Minor issues/comments:

- Abstract: the idea of human experts making predictions is not explained well - I was confused when I first read “four blinded teams”

- I found the term “superordinate domain” more confusing than helpful, sticking to just “domain” or “cognitive domain” might help with accessibility of the text

- Please provide the full text of the instructions given to the participant.

- It is difficult to follow the study design. It would be very helpful if you included a figure depicting the design with length of blocks and runs as well as the sequence of all different categories.

- Authors z-scored the data across the train and test sets. This procedure causes information leakage. Z-scoring should be done separate on train and test sets or rescaling derived from the train set should be applied to the test set.

- The purpose of having human experts making predictions was not motivated well. Was the idea that humans might be able to make better predictions or combine sources of information thus suggesting improvements in automatic methods are possible?

- Page 4: “similar blocks” repeated sentence

- What was the motivation for including the anatomical terms from NeuroSynth if the goal of the prediction was to perform cognitive decoding?

- Page 4 section 3.1: missing full stop after “Fig 4”

- Authors decided to use simple time shift and a boxcar function to average z-scored volumes. What motivated this decision in contrast to HRF convolution, GLM modelling (with explicit modelling of instruction TRs) and contrasts?

- Page 4 “Feature selection for correlation analyses” it’s not clear if the prediction accuracy is for domains or content

- Figure 1, 5 and 9: labels are hard to read due to overlapping, caption would benefit by explaining that colors correspond to K-means derived clusters

- Page 7: the fact that using only most significant voxels gave you better prediction accuracy is quite surprising and at odds with Sochat et al. 2015 ( Would be interesting to hear your opinion why it is so.

- Page 7: it would be good to express the prediction accuracy of the Neurosynth method in the same way as as the correlation method so the reader could compare them easily

- The manuscript would benefit from a figure or table directly comparing the domain and content prediction accuracy made by the correlation, Neurosynth and human experts.

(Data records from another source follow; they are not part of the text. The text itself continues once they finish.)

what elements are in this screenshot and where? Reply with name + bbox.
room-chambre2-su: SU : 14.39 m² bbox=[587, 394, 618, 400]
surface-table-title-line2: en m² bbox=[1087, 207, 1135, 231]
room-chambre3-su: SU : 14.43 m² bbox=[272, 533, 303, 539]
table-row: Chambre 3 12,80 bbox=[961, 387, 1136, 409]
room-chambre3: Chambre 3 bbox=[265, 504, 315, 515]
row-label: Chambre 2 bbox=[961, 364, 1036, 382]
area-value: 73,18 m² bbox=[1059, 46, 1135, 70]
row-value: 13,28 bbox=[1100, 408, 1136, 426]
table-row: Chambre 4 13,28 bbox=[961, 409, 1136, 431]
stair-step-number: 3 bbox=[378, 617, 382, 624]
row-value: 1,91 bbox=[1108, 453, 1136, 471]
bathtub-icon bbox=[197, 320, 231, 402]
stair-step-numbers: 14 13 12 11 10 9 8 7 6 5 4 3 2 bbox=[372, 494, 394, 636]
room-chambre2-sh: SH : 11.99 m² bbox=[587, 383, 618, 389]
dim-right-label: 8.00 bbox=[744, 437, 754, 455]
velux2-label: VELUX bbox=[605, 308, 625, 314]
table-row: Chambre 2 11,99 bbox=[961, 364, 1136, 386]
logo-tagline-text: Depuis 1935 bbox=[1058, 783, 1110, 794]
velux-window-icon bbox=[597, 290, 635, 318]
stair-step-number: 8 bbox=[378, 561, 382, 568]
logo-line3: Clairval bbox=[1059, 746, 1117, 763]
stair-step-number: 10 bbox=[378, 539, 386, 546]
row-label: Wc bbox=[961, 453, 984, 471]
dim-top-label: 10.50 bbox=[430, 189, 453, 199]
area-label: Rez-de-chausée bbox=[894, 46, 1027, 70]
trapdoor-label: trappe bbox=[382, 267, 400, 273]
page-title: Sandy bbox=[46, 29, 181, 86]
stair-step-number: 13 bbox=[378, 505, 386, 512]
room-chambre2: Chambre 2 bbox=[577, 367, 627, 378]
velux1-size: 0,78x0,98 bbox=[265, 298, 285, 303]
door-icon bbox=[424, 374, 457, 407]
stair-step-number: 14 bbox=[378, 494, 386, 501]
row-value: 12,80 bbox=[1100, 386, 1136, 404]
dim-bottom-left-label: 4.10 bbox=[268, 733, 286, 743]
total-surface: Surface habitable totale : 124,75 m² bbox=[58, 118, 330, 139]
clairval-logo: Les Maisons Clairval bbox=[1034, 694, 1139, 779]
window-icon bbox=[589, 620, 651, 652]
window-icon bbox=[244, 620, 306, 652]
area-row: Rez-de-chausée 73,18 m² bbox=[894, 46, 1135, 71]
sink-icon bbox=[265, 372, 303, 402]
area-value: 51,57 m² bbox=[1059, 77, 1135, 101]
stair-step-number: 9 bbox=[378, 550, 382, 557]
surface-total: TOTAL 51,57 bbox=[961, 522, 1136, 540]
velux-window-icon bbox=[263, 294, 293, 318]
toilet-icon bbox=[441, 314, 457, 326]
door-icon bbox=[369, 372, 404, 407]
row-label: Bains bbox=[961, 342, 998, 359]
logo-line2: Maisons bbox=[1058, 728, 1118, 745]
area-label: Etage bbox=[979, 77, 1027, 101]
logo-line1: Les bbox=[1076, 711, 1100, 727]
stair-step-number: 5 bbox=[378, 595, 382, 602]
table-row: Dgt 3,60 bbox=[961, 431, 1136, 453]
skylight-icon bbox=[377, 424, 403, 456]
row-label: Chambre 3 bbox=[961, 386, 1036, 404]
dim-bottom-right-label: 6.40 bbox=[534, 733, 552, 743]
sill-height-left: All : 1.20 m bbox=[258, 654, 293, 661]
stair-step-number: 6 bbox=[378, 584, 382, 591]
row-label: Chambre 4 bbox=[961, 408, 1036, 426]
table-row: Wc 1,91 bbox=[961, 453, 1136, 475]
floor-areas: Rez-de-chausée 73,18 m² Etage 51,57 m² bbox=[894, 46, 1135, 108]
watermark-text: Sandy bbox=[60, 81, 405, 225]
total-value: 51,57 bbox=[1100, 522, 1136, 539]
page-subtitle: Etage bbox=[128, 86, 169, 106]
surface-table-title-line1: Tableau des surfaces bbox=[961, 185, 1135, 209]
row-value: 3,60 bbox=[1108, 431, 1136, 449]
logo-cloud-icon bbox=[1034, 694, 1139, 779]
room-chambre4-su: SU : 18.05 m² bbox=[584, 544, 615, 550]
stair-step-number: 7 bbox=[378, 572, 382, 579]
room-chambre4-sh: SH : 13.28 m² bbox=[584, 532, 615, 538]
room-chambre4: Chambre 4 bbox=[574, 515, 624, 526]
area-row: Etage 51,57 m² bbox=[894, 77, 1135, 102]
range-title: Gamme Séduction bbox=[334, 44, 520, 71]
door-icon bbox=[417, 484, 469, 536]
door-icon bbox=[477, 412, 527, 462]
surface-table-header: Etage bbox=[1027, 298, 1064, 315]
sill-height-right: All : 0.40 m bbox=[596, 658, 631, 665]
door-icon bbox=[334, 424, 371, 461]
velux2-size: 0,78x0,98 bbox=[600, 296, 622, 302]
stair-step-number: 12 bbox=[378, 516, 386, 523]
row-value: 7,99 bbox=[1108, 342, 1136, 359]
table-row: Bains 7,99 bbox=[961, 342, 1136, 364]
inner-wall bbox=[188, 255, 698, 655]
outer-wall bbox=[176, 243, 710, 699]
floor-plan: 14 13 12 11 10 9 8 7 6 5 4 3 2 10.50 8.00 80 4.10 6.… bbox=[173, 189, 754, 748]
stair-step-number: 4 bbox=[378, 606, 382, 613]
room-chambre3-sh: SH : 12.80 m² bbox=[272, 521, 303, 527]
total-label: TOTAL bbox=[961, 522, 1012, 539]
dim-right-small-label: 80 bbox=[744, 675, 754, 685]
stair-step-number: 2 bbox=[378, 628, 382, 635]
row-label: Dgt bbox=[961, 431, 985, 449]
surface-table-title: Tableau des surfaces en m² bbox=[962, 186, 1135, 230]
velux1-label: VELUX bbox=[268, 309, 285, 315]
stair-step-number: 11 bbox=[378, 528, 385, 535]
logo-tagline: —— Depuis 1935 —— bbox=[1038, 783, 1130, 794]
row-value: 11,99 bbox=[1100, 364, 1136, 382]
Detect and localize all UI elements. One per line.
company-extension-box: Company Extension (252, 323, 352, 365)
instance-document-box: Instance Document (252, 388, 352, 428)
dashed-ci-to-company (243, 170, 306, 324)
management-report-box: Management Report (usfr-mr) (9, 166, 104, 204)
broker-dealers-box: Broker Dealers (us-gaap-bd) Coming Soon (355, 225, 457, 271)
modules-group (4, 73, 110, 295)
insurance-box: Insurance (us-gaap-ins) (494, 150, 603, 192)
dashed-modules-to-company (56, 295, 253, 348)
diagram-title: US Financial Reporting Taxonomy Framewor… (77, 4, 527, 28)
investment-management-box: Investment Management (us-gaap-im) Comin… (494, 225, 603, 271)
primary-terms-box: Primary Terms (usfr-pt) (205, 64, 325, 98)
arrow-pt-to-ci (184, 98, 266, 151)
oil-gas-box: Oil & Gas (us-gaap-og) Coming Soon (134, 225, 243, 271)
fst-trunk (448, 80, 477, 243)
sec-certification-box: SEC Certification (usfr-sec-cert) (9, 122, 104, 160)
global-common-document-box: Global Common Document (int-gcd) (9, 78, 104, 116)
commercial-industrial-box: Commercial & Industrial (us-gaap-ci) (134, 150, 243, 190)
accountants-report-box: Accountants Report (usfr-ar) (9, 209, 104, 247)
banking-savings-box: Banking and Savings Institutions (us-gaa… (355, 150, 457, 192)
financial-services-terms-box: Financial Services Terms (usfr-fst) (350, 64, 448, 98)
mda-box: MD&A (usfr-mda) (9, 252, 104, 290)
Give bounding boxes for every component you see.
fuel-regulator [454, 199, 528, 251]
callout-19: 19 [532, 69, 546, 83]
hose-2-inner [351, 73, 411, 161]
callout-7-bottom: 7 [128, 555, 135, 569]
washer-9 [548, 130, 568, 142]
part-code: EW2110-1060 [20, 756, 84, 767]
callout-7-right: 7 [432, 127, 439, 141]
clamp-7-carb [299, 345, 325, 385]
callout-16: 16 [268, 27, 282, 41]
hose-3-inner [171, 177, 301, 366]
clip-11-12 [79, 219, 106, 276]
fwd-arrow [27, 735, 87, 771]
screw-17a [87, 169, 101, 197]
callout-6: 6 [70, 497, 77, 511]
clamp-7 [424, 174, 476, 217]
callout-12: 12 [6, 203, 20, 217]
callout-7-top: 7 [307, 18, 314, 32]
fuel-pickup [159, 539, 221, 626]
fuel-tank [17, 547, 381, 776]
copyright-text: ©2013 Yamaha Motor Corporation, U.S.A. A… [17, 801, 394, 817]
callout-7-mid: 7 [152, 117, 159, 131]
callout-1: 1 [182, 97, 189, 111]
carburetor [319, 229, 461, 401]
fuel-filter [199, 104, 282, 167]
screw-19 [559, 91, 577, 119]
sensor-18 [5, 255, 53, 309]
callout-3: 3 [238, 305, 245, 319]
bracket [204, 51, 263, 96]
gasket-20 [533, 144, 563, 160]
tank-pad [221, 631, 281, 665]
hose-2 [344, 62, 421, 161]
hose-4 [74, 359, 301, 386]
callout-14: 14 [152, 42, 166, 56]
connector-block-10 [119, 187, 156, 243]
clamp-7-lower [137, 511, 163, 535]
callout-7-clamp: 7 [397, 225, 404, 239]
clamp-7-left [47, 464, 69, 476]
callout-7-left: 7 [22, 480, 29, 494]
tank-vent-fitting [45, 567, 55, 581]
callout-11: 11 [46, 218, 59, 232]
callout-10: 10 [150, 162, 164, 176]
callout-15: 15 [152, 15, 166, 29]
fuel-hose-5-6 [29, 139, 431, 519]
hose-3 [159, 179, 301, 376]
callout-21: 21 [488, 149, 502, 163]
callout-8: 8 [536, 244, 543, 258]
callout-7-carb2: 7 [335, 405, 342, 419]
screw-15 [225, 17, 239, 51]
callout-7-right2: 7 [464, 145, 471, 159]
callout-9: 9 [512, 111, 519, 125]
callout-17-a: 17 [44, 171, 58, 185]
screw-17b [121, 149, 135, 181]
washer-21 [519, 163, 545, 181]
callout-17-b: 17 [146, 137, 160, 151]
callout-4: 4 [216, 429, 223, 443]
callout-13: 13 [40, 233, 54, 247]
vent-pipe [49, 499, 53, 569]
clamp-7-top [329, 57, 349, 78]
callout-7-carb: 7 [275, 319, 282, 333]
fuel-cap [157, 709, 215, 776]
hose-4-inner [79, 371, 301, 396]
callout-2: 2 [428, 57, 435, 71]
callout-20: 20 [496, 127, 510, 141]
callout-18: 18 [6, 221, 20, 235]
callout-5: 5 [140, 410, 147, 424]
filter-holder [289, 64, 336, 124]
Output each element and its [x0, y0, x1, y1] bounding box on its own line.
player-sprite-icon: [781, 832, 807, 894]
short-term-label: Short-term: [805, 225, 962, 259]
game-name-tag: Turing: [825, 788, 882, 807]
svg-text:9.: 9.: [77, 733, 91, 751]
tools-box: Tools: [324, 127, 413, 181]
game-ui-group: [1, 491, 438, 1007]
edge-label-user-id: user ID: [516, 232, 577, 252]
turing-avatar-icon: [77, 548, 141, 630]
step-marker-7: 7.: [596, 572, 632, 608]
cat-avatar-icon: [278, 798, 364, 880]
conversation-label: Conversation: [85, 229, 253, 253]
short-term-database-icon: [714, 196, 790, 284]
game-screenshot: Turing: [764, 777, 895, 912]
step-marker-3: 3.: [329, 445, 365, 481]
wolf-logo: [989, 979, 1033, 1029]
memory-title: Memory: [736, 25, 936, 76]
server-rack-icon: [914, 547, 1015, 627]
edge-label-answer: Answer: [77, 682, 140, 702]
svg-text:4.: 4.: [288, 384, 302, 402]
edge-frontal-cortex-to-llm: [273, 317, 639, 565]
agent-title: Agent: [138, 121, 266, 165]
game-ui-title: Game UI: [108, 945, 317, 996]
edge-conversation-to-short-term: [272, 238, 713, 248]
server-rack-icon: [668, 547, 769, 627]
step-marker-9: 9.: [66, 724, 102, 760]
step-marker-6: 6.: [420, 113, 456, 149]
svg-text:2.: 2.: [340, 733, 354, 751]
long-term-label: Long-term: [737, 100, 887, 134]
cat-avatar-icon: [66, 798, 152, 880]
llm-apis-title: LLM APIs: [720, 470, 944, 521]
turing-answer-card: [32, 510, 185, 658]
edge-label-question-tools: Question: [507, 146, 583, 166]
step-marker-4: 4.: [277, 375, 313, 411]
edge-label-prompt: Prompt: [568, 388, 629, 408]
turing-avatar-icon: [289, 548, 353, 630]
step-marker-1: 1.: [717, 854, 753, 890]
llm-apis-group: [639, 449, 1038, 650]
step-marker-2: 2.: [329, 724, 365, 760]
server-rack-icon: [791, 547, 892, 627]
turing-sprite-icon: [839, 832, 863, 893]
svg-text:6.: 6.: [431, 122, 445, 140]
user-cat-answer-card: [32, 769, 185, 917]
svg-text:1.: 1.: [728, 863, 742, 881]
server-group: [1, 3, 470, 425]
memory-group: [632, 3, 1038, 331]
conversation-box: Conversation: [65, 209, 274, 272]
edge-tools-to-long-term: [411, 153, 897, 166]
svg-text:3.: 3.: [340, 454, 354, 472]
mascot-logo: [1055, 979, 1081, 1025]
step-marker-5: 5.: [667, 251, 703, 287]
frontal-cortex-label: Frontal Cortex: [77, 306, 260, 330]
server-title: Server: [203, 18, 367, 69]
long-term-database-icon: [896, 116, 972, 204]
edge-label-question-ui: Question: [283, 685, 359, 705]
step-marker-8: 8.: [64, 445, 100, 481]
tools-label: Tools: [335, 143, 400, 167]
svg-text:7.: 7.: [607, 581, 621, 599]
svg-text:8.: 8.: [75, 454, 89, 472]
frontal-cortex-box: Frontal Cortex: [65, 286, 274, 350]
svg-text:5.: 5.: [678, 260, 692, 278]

- Is there any information available on what strategies each team of experts used?

- Figure 7 and 10 are missing a colorbar.

- If I understood the manuscript correctly correlation method was able to predict domain slightly better than any team of human experts, but human experts predicted content better than any automated method. Even though not mathematically impossible this result is counter intuitive and worth discussing.

- “Analysis of fMRI data could benefit from splitting the data” - is this really supported by your analysis? Wouldn’t a one sample t-test also capture consistency of BOLD response across time?

- “If, on the other hand, the activity pattern for the language task resembled a default mode network, one would conclude that the task was not performed at all and not use the map to determine the degree of lateralization.” This is a tricky argument. First of all the reason why preoperative mapping is necessary is due to abnormal anatomy of patients (because of slow growing tumors for example). This makes assumptions about normal/expected activation patterns hard to uphold. Furthermore, the patterns might not be as reliable as you say - consider the secret rest run during which DMN pattern was not present.

- “The present study showed how brief periods of self- generated thought can be decoded regarding the superordinate neuropsychological domains involved.” The use of “self-generated” is misleading here - only the secret run was truly self-generated and that one you were not able to decode. The other ones were following instructions and thus should not be considered self-generated (at least this is how this term is used in the mindwandering literature).